Nice! I read about this trick of eliminating carries in Parhami’s ‘Computer Arithmetic’, but I didn’t think it would be actually useful in programming (I thought it was more for extremely niche circuits).
(At least, it looks like the same trick on first glance, I’ll have to have a better look later)
Some of these tricks are done automatically by compilers. I was curious when I read the SuperMalloc paper that the author spent some time discussing some Python code that he’s written to generate C that applied some of these tricks to a division on the fast path. It turns out, clang did the exact same transform if you just wrote the naive C code.
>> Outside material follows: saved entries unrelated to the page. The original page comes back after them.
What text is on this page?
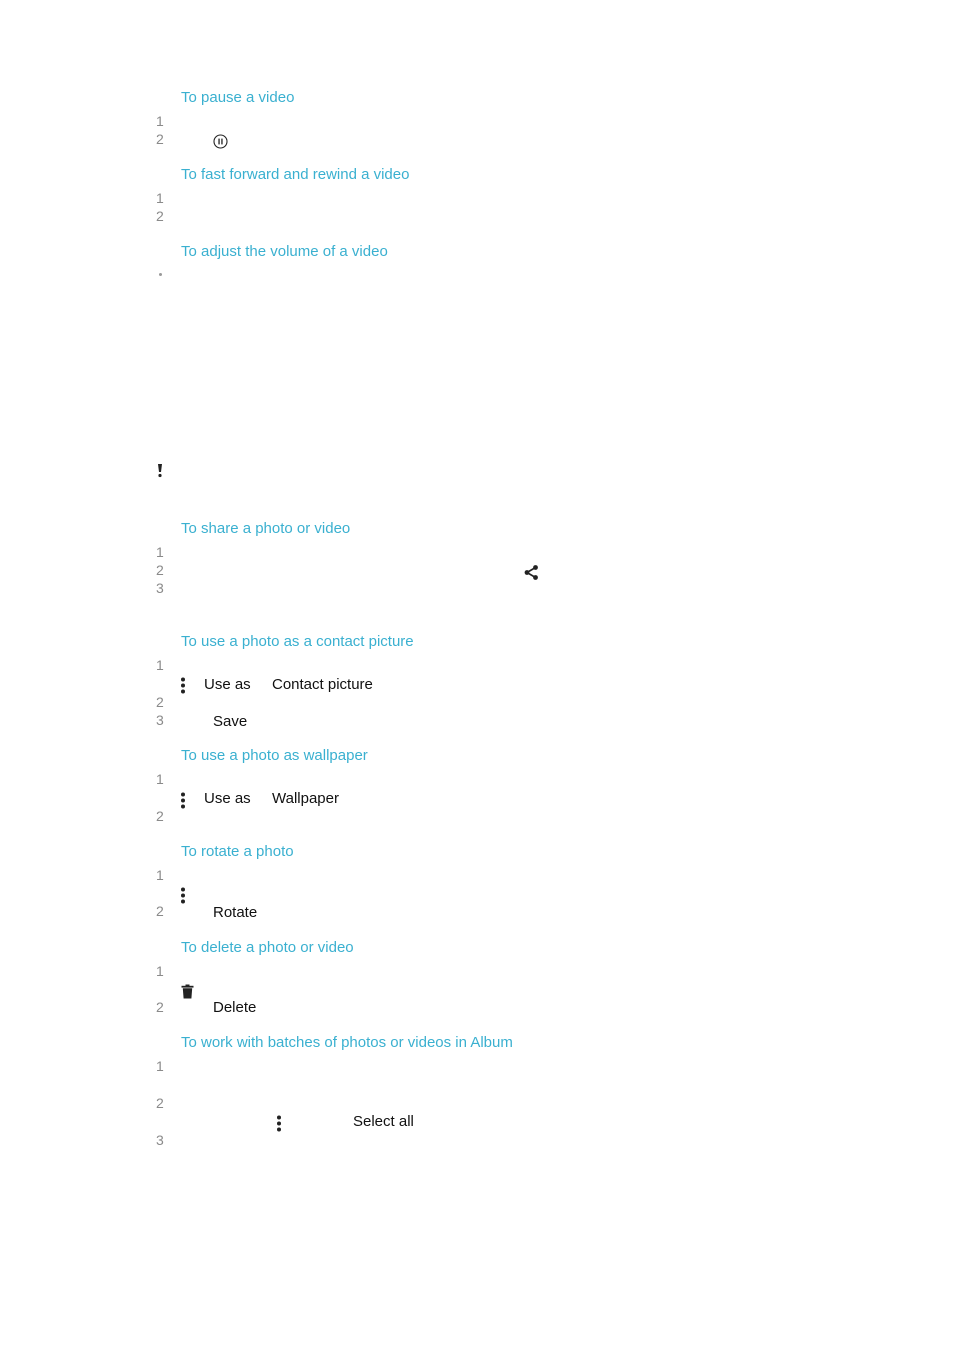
To pause a video
1
2
To fast forward and rewind a video
1
2
To adjust the volume of a video
To share a photo or video
1
2
3
To use a photo as a contact picture
1
Use as Contact picture
2
3	Save
To use a photo as wallpaper
1
Use as Wallpaper
2
To rotate a photo
1
2	Rotate
To delete a photo or video
1
2	Delete
To work with batches of photos or videos in Album
1
2
Select all
3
I think you mean the trick where the compiler replaces a division by a constant by a multiplication with a constant and a bit shift? I think this trick is a bit more common (I actually implemented it myself for a compiler) than the one described in the OP.
One problem is that there’s no way to describe a 256-bit addition in C, so support for this usually feels a bit clumsy, similar to the support for the popcnt instruction (i.e. the compiler needs to detect that you are trying to do the same thing as the instruction does, and it’s debatable how much the compiler is allowed to optimize).
Multiple-word arithmetic is often easier to write in assembly, because C has no support to detect overflow. In assembly, there is usually some equivalent of
add a0, b0
adc a1, b1
In C, you would need to do something clumsy like
a0_new = a0 + b0;
carry = has_overflown(a0, b0, a0_new);
a1 = a1 + b1 + carry;